Accelerating regional wind energy assessment with deep-learning surrogates of WRF wind farm simulations
Abstract. Downwind wake effects are becoming increasingly important as wind farms grow larger and turbine capacities increase. Mesoscale weather models with wind farm parameterizations have emerged as a key tool in modelling long-distance wakes between wind farms. However, they can be too computationally expensive for evaluating dozens or more layouts considered in regional planning and optimization. In this study, we develop deep-learning surrogate models that reproduce the power losses and wind speed deficits caused by turbine layouts in mesoscale simulations at a fraction of the computational cost. The models combine atmospheric inputs from free-stream Weather Research and Forecasting (WRF) model simulations with turbine layouts to predict spatial power fields produced by WRF when the wind farm parameterization is activated. First, convolutional neural networks (U-Net) are developed as deterministic surrogates and achieve strong accuracy on two unseen scenarios. Second, diffusion-based models are developed to generate predictive ensembles and quantify uncertainty, including a residual diffusion model that learns the error of a deterministic U-Net prediction. Overall, the all models show a strong ability to predict wind power, both on a per-grid cell basis and aggregated across wind farms. The U-Net model strength shows sensitivity to the predictand (capacity factor vs. normalized power output), the combination of predictors (wind speed, wind direction, turbulence, and temperature), the number of training scenarios, and the type of loss function. Among the probabilistic models, DDPM provides the best calibrated ensembles, whereas residual diffusion yields more accurate point predictions and better farm-level bias control. These results demonstrate that deep-learning surrogates can enable rapid and cost-effective evaluation of candidate wind farm layouts, while also supporting uncertainty-aware planning-stage assessment.
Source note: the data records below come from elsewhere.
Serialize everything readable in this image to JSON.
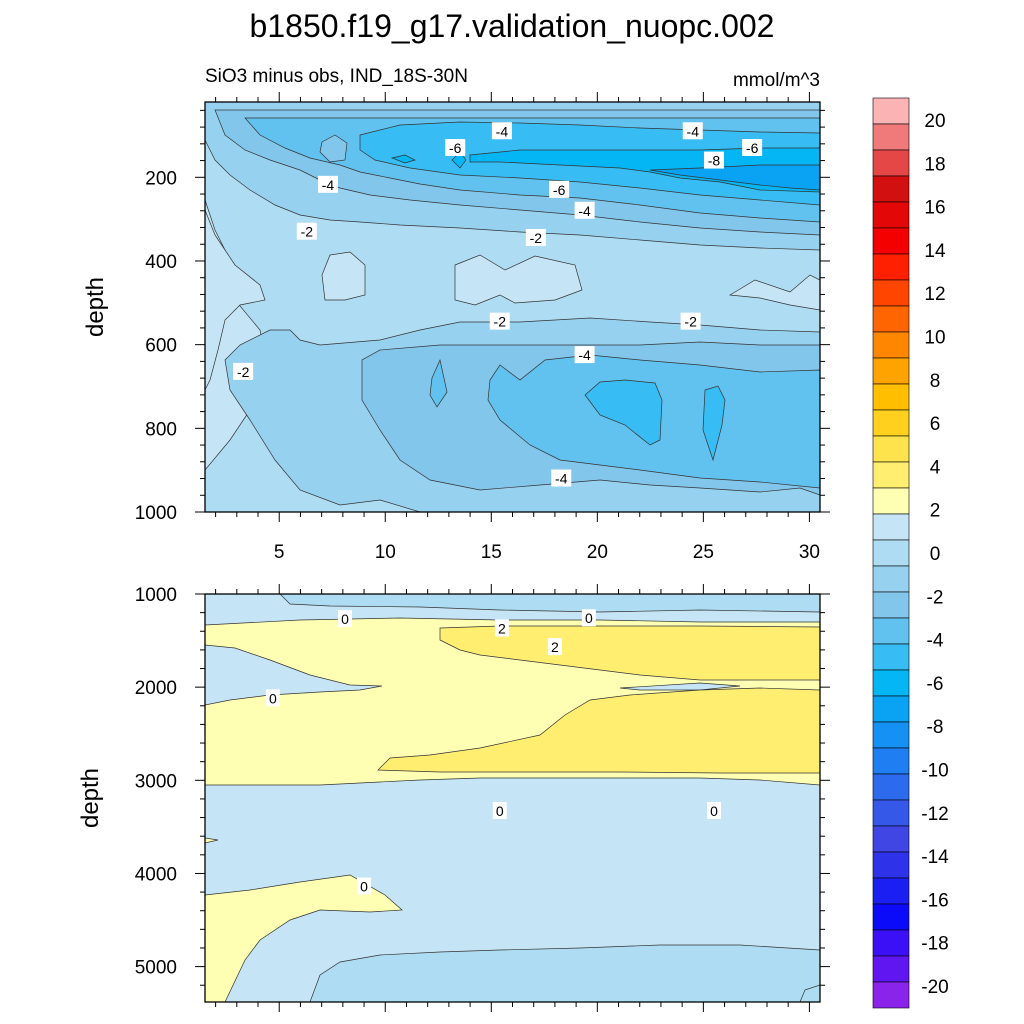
{
  "chart_data": {
    "title": "b1850.f19_g17.validation_nuopc.002",
    "panels": [
      {
        "type": "contour",
        "subtitle_left": "SiO3 minus obs, IND_18S-30N",
        "subtitle_right": "mmol/m^3",
        "ylabel": "depth",
        "ylim": [
          1000,
          20
        ],
        "xlim": [
          1.5,
          30.5
        ],
        "xticks": [
          5,
          10,
          15,
          20,
          25,
          30
        ],
        "xtick_labels": [
          "5",
          "10",
          "15",
          "20",
          "25",
          "30"
        ],
        "yticks": [
          200,
          400,
          600,
          800,
          1000
        ],
        "ytick_labels": [
          "200",
          "400",
          "600",
          "800",
          "1000"
        ],
        "contour_labels": [
          {
            "text": "-4",
            "x": 15.5,
            "y": 90
          },
          {
            "text": "-4",
            "x": 24.5,
            "y": 90
          },
          {
            "text": "-6",
            "x": 13.3,
            "y": 130
          },
          {
            "text": "-6",
            "x": 27.3,
            "y": 130
          },
          {
            "text": "-8",
            "x": 25.5,
            "y": 160
          },
          {
            "text": "-4",
            "x": 7.3,
            "y": 218
          },
          {
            "text": "-6",
            "x": 18.2,
            "y": 230
          },
          {
            "text": "-4",
            "x": 19.4,
            "y": 280
          },
          {
            "text": "-2",
            "x": 6.3,
            "y": 330
          },
          {
            "text": "-2",
            "x": 17.1,
            "y": 345
          },
          {
            "text": "-2",
            "x": 15.4,
            "y": 545
          },
          {
            "text": "-2",
            "x": 24.4,
            "y": 545
          },
          {
            "text": "-4",
            "x": 19.4,
            "y": 625
          },
          {
            "text": "-2",
            "x": 3.3,
            "y": 665
          },
          {
            "text": "-4",
            "x": 18.3,
            "y": 920
          }
        ]
      },
      {
        "type": "contour",
        "ylabel": "depth",
        "ylim": [
          5380,
          1000
        ],
        "xlim": [
          1.5,
          30.5
        ],
        "yticks": [
          1000,
          2000,
          3000,
          4000,
          5000
        ],
        "ytick_labels": [
          "1000",
          "2000",
          "3000",
          "4000",
          "5000"
        ],
        "contour_labels": [
          {
            "text": "0",
            "x": 8.1,
            "y": 1270
          },
          {
            "text": "0",
            "x": 19.6,
            "y": 1260
          },
          {
            "text": "2",
            "x": 15.5,
            "y": 1370
          },
          {
            "text": "2",
            "x": 18.0,
            "y": 1570
          },
          {
            "text": "0",
            "x": 4.7,
            "y": 2120
          },
          {
            "text": "0",
            "x": 15.4,
            "y": 3330
          },
          {
            "text": "0",
            "x": 25.5,
            "y": 3330
          },
          {
            "text": "0",
            "x": 9.0,
            "y": 4140
          }
        ]
      }
    ],
    "colorbar": {
      "labels": [
        "20",
        "18",
        "16",
        "14",
        "12",
        "10",
        "8",
        "6",
        "4",
        "2",
        "0",
        "-2",
        "-4",
        "-6",
        "-8",
        "-10",
        "-12",
        "-14",
        "-16",
        "-18",
        "-20"
      ],
      "colors": [
        "#fbb3b3",
        "#f07979",
        "#e54646",
        "#d21010",
        "#e30707",
        "#f50000",
        "#fe2000",
        "#ff4500",
        "#ff6500",
        "#ff8600",
        "#ffa300",
        "#ffbe00",
        "#ffd11e",
        "#ffe34c",
        "#ffee70",
        "#ffffb3",
        "#c5e4f5",
        "#aedcf3",
        "#97d1f0",
        "#82c6ec",
        "#62c2ef",
        "#37bcf3",
        "#05b6f4",
        "#0aa2f3",
        "#1590f3",
        "#207ef3",
        "#2d6bee",
        "#3558e9",
        "#3f46e4",
        "#2e33ea",
        "#1c1ff2",
        "#0b0bf9",
        "#3c10f6",
        "#6016f0",
        "#8a24ea"
      ]
    },
    "region_colors": {
      "lightblue": "#c5e4f5",
      "blue2": "#aedcf3",
      "blue3": "#97d1f0",
      "blue4": "#82c6ec",
      "blue5": "#62c2ef",
      "blue6": "#37bcf3",
      "blue7": "#05b6f4",
      "blue8": "#0aa2f3",
      "yellow1": "#ffffb3",
      "yellow2": "#ffee70"
    }
  }
}
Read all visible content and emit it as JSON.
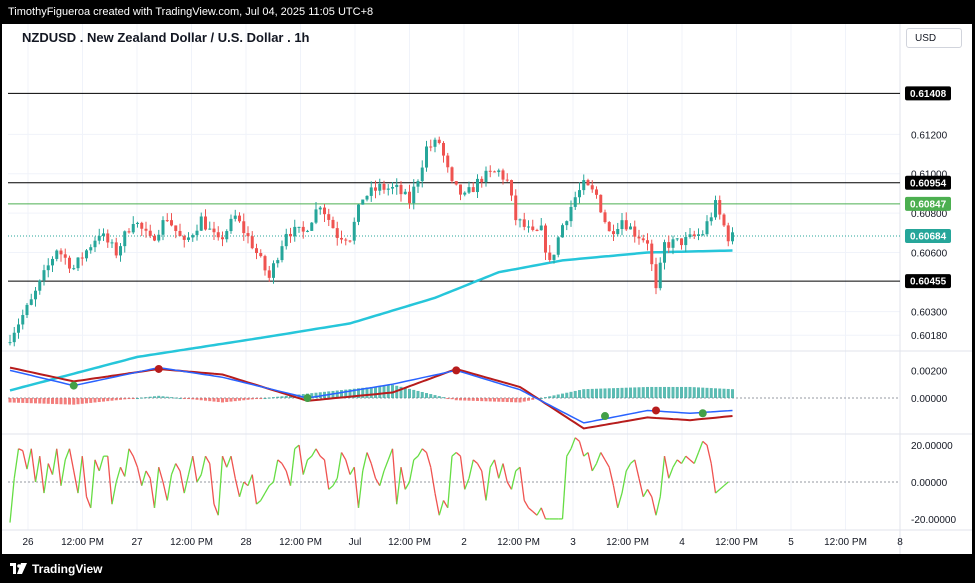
{
  "header": {
    "credit": "TimothyFigueroa created with TradingView.com, Jul 04, 2025 11:05 UTC+8"
  },
  "chart_header": {
    "title": "NZDUSD . New Zealand Dollar / U.S. Dollar . 1h",
    "currency": "USD"
  },
  "footer": {
    "brand": "TradingView"
  },
  "colors": {
    "up": "#26a69a",
    "down": "#ef5350",
    "ema": "#26c6da",
    "macd_line": "#2962ff",
    "signal_line": "#b71c1c",
    "macd_fast": "#43a047",
    "rsi_up": "#66dd44",
    "rsi_down": "#ef5350",
    "hline": "#000000",
    "green_line": "#4caf50"
  },
  "chart_data": [
    {
      "type": "candlestick",
      "pane": "price",
      "title": "NZDUSD . New Zealand Dollar / U.S. Dollar . 1h",
      "x_ticks": [
        "26",
        "12:00 PM",
        "27",
        "12:00 PM",
        "28",
        "12:00 PM",
        "Jul",
        "12:00 PM",
        "2",
        "12:00 PM",
        "3",
        "12:00 PM",
        "4",
        "12:00 PM",
        "5",
        "12:00 PM",
        "8"
      ],
      "y_ticks": [
        "0.61200",
        "0.61000",
        "0.60800",
        "0.60600",
        "0.60300",
        "0.60180"
      ],
      "y_tick_values": [
        0.612,
        0.61,
        0.608,
        0.606,
        0.603,
        0.6018
      ],
      "ylim": [
        0.601,
        0.6176
      ],
      "price_tags": [
        {
          "label": "0.61408",
          "value": 0.61408,
          "style": "black-line"
        },
        {
          "label": "0.60954",
          "value": 0.60954,
          "style": "black-line"
        },
        {
          "label": "0.60847",
          "value": 0.60847,
          "style": "green-line"
        },
        {
          "label": "0.60684",
          "value": 0.60684,
          "style": "current-price"
        },
        {
          "label": "0.60455",
          "value": 0.60455,
          "style": "black-line"
        }
      ],
      "price_path": [
        [
          0,
          0.6014
        ],
        [
          6,
          0.6035
        ],
        [
          12,
          0.6062
        ],
        [
          16,
          0.6052
        ],
        [
          22,
          0.607
        ],
        [
          26,
          0.606
        ],
        [
          30,
          0.6077
        ],
        [
          34,
          0.6066
        ],
        [
          38,
          0.6078
        ],
        [
          42,
          0.6064
        ],
        [
          46,
          0.6077
        ],
        [
          50,
          0.6065
        ],
        [
          54,
          0.6078
        ],
        [
          58,
          0.6064
        ],
        [
          62,
          0.6047
        ],
        [
          66,
          0.6071
        ],
        [
          70,
          0.607
        ],
        [
          74,
          0.6085
        ],
        [
          78,
          0.6069
        ],
        [
          81,
          0.6068
        ],
        [
          84,
          0.6088
        ],
        [
          88,
          0.6093
        ],
        [
          92,
          0.6092
        ],
        [
          95,
          0.6086
        ],
        [
          97,
          0.6098
        ],
        [
          99,
          0.6113
        ],
        [
          102,
          0.6116
        ],
        [
          105,
          0.6094
        ],
        [
          108,
          0.6088
        ],
        [
          112,
          0.6098
        ],
        [
          116,
          0.6101
        ],
        [
          118,
          0.6096
        ],
        [
          120,
          0.6077
        ],
        [
          124,
          0.6069
        ],
        [
          126,
          0.6071
        ],
        [
          128,
          0.6054
        ],
        [
          131,
          0.6074
        ],
        [
          134,
          0.6088
        ],
        [
          136,
          0.6094
        ],
        [
          139,
          0.6089
        ],
        [
          142,
          0.607
        ],
        [
          145,
          0.6077
        ],
        [
          148,
          0.607
        ],
        [
          151,
          0.6066
        ],
        [
          153,
          0.604
        ],
        [
          155,
          0.6064
        ],
        [
          160,
          0.6066
        ],
        [
          164,
          0.607
        ],
        [
          167,
          0.6084
        ],
        [
          170,
          0.6068
        ]
      ],
      "ema_path": [
        [
          0,
          0.599
        ],
        [
          30,
          0.6007
        ],
        [
          60,
          0.6017
        ],
        [
          80,
          0.6024
        ],
        [
          100,
          0.6037
        ],
        [
          115,
          0.605
        ],
        [
          130,
          0.6056
        ],
        [
          150,
          0.606
        ],
        [
          170,
          0.6061
        ]
      ],
      "bar_count": 171
    },
    {
      "type": "line",
      "pane": "macd",
      "y_ticks": [
        "0.00200",
        "0.00000"
      ],
      "y_tick_values": [
        0.002,
        0.0
      ],
      "ylim": [
        -0.0026,
        0.0034
      ],
      "macd_path": [
        [
          0,
          0.002
        ],
        [
          15,
          0.0009
        ],
        [
          35,
          0.0022
        ],
        [
          50,
          0.0015
        ],
        [
          70,
          0.0
        ],
        [
          90,
          0.001
        ],
        [
          105,
          0.002
        ],
        [
          120,
          0.0006
        ],
        [
          135,
          -0.0018
        ],
        [
          150,
          -0.0009
        ],
        [
          160,
          -0.0011
        ],
        [
          170,
          -0.0009
        ]
      ],
      "signal_path": [
        [
          0,
          0.0022
        ],
        [
          15,
          0.0012
        ],
        [
          35,
          0.0021
        ],
        [
          50,
          0.0017
        ],
        [
          70,
          -0.0002
        ],
        [
          90,
          0.0004
        ],
        [
          105,
          0.0021
        ],
        [
          120,
          0.0008
        ],
        [
          135,
          -0.0022
        ],
        [
          150,
          -0.0014
        ],
        [
          160,
          -0.0016
        ],
        [
          170,
          -0.0013
        ]
      ],
      "cross_markers": [
        {
          "bar": 15,
          "value": 0.0009,
          "dir": "up"
        },
        {
          "bar": 35,
          "value": 0.0021,
          "dir": "down"
        },
        {
          "bar": 70,
          "value": 0.0,
          "dir": "up"
        },
        {
          "bar": 105,
          "value": 0.002,
          "dir": "down"
        },
        {
          "bar": 140,
          "value": -0.0013,
          "dir": "up"
        },
        {
          "bar": 152,
          "value": -0.0009,
          "dir": "down"
        },
        {
          "bar": 163,
          "value": -0.0011,
          "dir": "up"
        }
      ]
    },
    {
      "type": "line",
      "pane": "oscillator",
      "y_ticks": [
        "20.00000",
        "0.00000",
        "-20.00000"
      ],
      "y_tick_values": [
        20,
        0,
        -20
      ],
      "ylim": [
        -26,
        26
      ],
      "values": [
        -22,
        2,
        18,
        17,
        7,
        18,
        0,
        14,
        -6,
        10,
        4,
        18,
        -2,
        12,
        18,
        6,
        -6,
        14,
        -8,
        -14,
        12,
        6,
        14,
        14,
        -12,
        0,
        8,
        3,
        18,
        14,
        8,
        -2,
        6,
        2,
        -14,
        8,
        0,
        -10,
        4,
        10,
        6,
        -6,
        4,
        14,
        0,
        4,
        14,
        10,
        -12,
        -18,
        14,
        8,
        14,
        2,
        -8,
        0,
        -2,
        4,
        -12,
        -10,
        -6,
        -2,
        0,
        12,
        10,
        6,
        -2,
        18,
        20,
        4,
        12,
        14,
        18,
        14,
        12,
        -4,
        -2,
        2,
        16,
        12,
        4,
        8,
        -14,
        6,
        16,
        10,
        2,
        -2,
        6,
        12,
        18,
        -12,
        8,
        -4,
        0,
        12,
        14,
        18,
        16,
        8,
        -6,
        -18,
        -10,
        -14,
        14,
        16,
        14,
        -4,
        2,
        12,
        10,
        6,
        -10,
        8,
        12,
        2,
        10,
        0,
        -4,
        6,
        8,
        -10,
        -14,
        -16,
        -18,
        -14,
        -20,
        -20,
        -20,
        -20,
        -20,
        14,
        18,
        24,
        22,
        14,
        16,
        6,
        10,
        16,
        12,
        8,
        -2,
        -14,
        -6,
        6,
        10,
        12,
        2,
        -8,
        -4,
        -8,
        -18,
        -8,
        14,
        2,
        8,
        12,
        10,
        14,
        12,
        10,
        16,
        22,
        20,
        10,
        -6,
        -4,
        -2,
        0
      ]
    }
  ]
}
This seems to be an important study with relevance to wind farm planning. So the reviewer started reading with enthusiasm but found himself stuck after a short while.
The Introduction gives a short abstract of existing research citing a few overview papers. The open caveat is analysed and the desired solution is named: a “U-Net” and a “diffusion-based probabilistic surrogate model”. Unfortunately, no definition of a U-Net or a diffusion model is given. As these terms seem to define the core of the solution, some sentences on U-Nets and diffusion models should be in order.
Due to the missing definition of these two terms the reviewer has not understood the entire second paragraph of Subsection 1.1 (lines 78-90). Section 1 needs reformulation in order to provide access to the content of this manuscript also for non-specialists.
The same applies to Section 2 which is totally written in a formal language. Although this might provide a precise notation of the method it is inaccessible for non-specialists. The link to reality seems to be the term “free-stream atmospheric covariates”, another term which is not explained (lines 214-220 and Table 2 offer something, but quite late).
Nothing is said in the introduction whether the authors refer to onshore or offshore wind farms. It is only from the first sentence in Section 3 that the reader learns that the study refers to onshore conditions. It would have been wise to address this aspect much earlier, because wakes are much more intense and larger in offshore environments than in onshore ones. The authors should amend the introduction respectively.
By the way, the method should be applied to the seas around the British Isles or to the German Bight. Here, losses due to wakes are much more relevant than the onshore example given in this study. This would be the true proof of the concept presented.
Figure 1 should have axes in physical dimensions (kilometres). Otherwise, the given resolution of 1x1 square kilometre of the WRF model cannot be compared to the size of the wind farms depicted in Figure 1. Appendix B can be skipped, as it does not provide any meaningful additional information,
I stop here making any further detailed comments on this manuscript. The manuscript turns out to be a very technical one and is, unfortunately, not digestible for non-specialists (the reviewer is a meteorologist with special interest in wind energy for decades). Only lines 492-520 in the Conclusions give a little taste how the presented work could refer to the real world of a wind engineer or an energy meteorologist.
Although I think that I understand the importance of the presented research, I can only recommend the publication of this manuscript if the Introduction is extended in order to inform the readers in a more detailed way on the purpose of the study and the linkage between this formal research and the reality. This should start, e.g., by using the term “meteorological variables” instead of “atmospheric covariates”. Maybe, a wind engineer or a meteorologist could be added to the team of authors.